Hacker News new | ask | show | jobs
by shawnz 2775 days ago
This might be true if you're an english speaker, running the script on an english platform and only consuming data from english services. And also you are sure that no non-english speaker will ever take over the development of your script and you will never have to localize it to other languages. Otherwise, it's exactly the opposite. Python 3 is what you should be using if you want 0% chance of being stopped by a string encoding issue.

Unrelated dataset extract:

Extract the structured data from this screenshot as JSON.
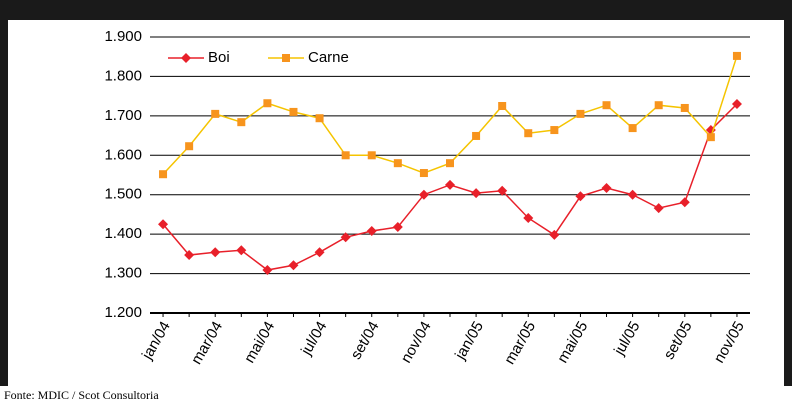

Python 3 might occasionally require some extra steps when consuming strings compared to Python 2, but the reality is that those steps were always necessary. Python 2 just hid those details in a way that was only really safe for english-exclusive development. That doesn't mean that Python 2 is easier to use or less brittle. In fact I would say it means the opposite.

2 comments

For most strings I don't care about language, encoding or related overhead. In my scripts they are best dealt with as ophaque bytes with a few specific byte patterns that are the same in ascii and utf8, as well as various other encodings.

Last unicode issue I had was on a system german characters, because some library assumed it had to explicitly perform encoding with a bad default setting. If the library didn't try to be smart the program would have worked independently of system or language, instead it failed on any non english system by trying to convert a perfectly fine, system specific encoding to utf8.

Python2 worked fine with Russian input/output.